Last Update : 12 April 2013 17:25

Русская версия

Image Processing Laboratory

Instute of Computational Mathematics and Mathematical Geophysics SB RAS



Hierarchical Cluster Algorithm for Аautomation of Remote Sensing Data Recognition

 V.S. Sidorova


 The histogram cluster algorithm, which creates hierarchy of distributions with clusters separated best, is proposed. The new hierarchical algorithm optimizes average cluster separability at the choice of the different quantizing nets system for subareas of feature vector space. It allows us to study the structure of the data and get a small number of well-separated clusters. Application to unsupervised classification of land cover data is illustrated.

The algorithm is implemented in software environment of system of object-oriented programming Visual C++ versions 5.0 company Microsoft with library of classes MFC developed for OS Windows. In software development a multiple documents mode was used.

Considered remote sensing date has large volume, high density and significant correlation for different types of land cover. The histogram approximates the probability density of this data. The fast nonparametric Narendra technique separates multidimensional vector space of the features into the unimodal clusters. Modal vectors correspond to local maxima of histogram, clusters boundaries correspond to valleys that are areas of law density of vector space. Description of Narendra technique [1] and demonstration version of its using for clustering satellite image are brought on site http://loi.sscc.en/lab/Weblab/LeraKlas/DEMRU/DemonEn.htm.
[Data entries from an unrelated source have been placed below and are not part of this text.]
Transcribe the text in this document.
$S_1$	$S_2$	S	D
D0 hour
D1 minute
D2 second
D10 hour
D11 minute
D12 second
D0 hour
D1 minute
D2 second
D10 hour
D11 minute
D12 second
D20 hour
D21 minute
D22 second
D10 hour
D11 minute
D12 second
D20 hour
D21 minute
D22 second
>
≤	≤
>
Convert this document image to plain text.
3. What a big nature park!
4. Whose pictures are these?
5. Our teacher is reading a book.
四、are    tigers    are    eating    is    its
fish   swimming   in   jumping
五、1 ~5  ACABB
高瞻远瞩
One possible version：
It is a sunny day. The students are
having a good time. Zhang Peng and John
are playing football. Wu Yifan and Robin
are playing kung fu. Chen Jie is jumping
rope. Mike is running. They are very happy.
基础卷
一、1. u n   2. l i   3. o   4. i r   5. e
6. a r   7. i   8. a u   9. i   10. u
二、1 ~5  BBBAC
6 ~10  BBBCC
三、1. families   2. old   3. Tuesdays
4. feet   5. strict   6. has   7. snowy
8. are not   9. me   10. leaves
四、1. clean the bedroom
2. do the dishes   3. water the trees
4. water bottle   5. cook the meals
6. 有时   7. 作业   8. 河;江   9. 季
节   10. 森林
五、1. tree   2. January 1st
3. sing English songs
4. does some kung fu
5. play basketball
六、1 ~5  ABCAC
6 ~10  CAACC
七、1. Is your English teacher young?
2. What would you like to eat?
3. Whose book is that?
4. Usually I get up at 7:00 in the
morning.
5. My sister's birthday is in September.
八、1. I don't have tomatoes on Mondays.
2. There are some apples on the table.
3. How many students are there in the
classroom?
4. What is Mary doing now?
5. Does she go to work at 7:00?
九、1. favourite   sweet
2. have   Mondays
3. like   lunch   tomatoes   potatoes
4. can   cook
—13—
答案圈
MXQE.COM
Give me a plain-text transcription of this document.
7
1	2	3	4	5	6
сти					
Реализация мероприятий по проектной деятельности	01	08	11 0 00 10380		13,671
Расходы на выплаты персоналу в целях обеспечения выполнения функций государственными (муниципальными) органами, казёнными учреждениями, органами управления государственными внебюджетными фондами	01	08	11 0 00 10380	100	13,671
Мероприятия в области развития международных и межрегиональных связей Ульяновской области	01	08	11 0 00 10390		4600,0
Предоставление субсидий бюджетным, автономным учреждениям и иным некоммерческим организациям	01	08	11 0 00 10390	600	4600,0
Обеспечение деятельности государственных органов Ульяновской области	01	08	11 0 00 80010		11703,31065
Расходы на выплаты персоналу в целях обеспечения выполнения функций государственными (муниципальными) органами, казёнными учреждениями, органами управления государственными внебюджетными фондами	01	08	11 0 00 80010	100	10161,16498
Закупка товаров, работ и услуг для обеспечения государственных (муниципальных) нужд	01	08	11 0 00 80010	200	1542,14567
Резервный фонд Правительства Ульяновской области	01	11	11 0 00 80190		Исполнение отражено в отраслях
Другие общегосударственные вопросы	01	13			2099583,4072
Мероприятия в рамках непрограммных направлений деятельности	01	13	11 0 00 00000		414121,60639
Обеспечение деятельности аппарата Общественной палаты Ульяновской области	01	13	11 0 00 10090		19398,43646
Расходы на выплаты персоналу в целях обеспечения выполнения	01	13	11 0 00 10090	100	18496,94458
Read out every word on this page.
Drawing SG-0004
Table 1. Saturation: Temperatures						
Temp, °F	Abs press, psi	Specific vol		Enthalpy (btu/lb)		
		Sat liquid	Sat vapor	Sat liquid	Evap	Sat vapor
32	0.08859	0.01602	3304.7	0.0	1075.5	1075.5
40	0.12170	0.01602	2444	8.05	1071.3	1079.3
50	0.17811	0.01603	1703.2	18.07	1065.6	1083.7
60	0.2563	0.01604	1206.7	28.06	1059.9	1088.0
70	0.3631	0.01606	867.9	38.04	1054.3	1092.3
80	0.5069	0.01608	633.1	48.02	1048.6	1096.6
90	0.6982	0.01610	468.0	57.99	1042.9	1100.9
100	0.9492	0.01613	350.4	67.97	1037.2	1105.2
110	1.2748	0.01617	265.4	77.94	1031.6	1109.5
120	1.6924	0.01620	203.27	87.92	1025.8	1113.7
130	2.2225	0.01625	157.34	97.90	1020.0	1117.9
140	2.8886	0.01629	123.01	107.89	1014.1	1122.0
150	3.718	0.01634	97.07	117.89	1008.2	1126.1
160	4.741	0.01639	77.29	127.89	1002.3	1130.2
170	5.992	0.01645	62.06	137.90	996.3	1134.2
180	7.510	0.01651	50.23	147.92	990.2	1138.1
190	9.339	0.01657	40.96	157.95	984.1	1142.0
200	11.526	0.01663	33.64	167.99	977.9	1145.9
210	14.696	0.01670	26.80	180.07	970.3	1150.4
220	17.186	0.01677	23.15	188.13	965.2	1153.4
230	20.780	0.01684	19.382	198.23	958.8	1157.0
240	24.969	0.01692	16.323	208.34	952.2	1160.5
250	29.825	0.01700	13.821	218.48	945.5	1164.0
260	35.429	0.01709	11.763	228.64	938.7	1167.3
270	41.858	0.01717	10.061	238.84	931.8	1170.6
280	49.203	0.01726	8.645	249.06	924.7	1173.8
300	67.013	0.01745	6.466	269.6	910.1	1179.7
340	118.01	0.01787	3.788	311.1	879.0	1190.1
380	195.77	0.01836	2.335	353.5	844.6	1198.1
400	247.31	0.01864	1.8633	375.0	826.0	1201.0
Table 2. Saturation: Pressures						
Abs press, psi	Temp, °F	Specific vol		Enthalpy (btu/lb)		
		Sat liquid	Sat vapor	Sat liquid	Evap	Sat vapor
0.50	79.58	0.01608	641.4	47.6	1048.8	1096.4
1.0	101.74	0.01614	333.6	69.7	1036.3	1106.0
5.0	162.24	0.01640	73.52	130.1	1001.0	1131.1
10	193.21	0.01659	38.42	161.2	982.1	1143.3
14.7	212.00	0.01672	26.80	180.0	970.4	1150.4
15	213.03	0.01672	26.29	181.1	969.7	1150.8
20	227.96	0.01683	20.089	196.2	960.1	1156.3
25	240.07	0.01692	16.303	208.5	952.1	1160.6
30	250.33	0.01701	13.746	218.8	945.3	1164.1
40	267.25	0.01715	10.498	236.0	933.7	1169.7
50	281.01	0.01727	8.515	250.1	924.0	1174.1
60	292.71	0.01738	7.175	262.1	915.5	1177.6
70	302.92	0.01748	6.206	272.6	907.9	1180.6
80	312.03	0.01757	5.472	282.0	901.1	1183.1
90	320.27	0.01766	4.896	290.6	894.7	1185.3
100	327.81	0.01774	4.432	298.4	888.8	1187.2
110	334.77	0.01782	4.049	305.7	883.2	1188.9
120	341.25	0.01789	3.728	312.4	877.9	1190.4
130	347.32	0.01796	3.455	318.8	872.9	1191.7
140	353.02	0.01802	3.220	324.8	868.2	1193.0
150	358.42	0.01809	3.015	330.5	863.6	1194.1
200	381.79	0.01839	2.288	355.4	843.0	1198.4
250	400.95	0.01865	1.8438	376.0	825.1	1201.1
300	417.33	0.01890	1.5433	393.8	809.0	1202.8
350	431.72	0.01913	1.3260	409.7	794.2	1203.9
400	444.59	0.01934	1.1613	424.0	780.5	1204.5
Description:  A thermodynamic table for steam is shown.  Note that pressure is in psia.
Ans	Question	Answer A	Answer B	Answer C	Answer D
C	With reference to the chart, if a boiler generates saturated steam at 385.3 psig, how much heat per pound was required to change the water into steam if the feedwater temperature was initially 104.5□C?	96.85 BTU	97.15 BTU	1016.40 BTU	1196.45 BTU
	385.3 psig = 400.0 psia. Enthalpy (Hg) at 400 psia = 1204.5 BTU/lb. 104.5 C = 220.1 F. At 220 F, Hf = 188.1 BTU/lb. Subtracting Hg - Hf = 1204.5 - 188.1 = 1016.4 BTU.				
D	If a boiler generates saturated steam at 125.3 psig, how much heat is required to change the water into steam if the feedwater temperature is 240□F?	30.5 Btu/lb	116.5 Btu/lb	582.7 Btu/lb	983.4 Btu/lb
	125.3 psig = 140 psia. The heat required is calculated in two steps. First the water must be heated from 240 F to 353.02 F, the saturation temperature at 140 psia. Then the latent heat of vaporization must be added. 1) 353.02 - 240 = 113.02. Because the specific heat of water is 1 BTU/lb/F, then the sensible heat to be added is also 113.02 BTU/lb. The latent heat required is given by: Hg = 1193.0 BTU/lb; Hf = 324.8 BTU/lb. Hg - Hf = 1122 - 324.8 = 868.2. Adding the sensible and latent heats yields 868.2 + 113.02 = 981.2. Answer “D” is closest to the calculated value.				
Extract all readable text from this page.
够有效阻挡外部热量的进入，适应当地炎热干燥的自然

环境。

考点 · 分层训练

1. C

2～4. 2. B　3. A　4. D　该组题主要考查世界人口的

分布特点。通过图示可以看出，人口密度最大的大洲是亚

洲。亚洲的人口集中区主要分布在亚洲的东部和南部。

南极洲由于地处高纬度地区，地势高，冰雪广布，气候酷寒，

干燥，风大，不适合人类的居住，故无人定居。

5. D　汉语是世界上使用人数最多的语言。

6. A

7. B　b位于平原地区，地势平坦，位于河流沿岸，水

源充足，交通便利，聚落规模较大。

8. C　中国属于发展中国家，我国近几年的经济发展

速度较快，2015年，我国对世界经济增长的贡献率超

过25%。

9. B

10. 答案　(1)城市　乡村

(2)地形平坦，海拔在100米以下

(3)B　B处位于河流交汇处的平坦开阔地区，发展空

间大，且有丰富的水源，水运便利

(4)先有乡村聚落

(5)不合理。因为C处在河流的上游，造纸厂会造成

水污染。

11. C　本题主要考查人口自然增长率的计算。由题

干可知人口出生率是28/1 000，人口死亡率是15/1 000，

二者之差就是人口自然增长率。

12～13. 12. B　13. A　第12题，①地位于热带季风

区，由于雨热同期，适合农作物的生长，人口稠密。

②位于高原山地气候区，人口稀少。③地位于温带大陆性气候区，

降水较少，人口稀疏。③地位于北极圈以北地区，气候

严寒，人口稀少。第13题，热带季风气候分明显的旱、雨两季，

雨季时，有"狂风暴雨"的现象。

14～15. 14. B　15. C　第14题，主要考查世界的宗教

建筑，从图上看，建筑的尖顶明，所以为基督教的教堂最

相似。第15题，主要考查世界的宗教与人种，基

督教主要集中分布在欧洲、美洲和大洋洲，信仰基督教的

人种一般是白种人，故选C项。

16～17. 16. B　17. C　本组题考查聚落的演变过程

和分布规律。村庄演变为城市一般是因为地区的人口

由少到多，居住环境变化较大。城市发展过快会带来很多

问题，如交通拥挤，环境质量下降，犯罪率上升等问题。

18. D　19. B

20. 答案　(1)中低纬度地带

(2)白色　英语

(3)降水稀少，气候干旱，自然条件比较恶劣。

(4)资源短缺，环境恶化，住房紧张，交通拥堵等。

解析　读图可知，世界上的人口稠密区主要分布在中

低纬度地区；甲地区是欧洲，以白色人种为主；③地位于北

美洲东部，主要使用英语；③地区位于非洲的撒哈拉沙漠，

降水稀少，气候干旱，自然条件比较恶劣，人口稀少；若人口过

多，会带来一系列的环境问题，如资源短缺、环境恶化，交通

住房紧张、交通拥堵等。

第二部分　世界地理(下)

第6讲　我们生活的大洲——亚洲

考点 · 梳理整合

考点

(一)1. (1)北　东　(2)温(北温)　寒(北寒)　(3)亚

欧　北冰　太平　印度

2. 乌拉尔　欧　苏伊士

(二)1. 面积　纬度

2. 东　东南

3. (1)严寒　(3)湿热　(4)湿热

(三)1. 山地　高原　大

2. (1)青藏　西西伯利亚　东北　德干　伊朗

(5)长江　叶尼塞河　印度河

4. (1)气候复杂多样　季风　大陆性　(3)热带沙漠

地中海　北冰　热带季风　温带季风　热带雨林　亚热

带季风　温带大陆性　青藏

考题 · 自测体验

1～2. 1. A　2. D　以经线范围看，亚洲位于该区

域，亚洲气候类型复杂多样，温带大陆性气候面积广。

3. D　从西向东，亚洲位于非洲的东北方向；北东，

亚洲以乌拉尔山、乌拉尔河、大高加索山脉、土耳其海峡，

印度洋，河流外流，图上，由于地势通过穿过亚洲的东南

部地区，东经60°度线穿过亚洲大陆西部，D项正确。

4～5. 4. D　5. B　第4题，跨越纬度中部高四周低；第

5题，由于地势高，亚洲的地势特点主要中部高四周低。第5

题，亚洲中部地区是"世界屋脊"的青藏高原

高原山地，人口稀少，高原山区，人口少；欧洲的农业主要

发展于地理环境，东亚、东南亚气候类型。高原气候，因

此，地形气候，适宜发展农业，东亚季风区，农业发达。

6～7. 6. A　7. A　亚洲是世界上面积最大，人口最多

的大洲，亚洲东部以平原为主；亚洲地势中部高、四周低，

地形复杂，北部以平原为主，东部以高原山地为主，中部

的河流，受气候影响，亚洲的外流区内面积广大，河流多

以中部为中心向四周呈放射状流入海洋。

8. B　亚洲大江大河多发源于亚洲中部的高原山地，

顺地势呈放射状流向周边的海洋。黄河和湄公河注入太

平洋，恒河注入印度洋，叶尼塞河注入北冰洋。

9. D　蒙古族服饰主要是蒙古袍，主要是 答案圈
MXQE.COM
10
The Narendra algorithm quantizes discrete vector space preliminary for reduction of data volume and number of clusters. The automatic choice of number of quantization levels which corresponds to best cluster separability was proposed in [2].  The quality measure for each individual unimodal cluster and the quality measure of the overall distribution is calculated as an average of over all K clusters was defined in [2] also. Measure of cluster separability allows cluster validity for unimodal clusters disposed closely. The nature of investigated types of land cover is that spectral features are combined into clusters closely verging in repressing majority data.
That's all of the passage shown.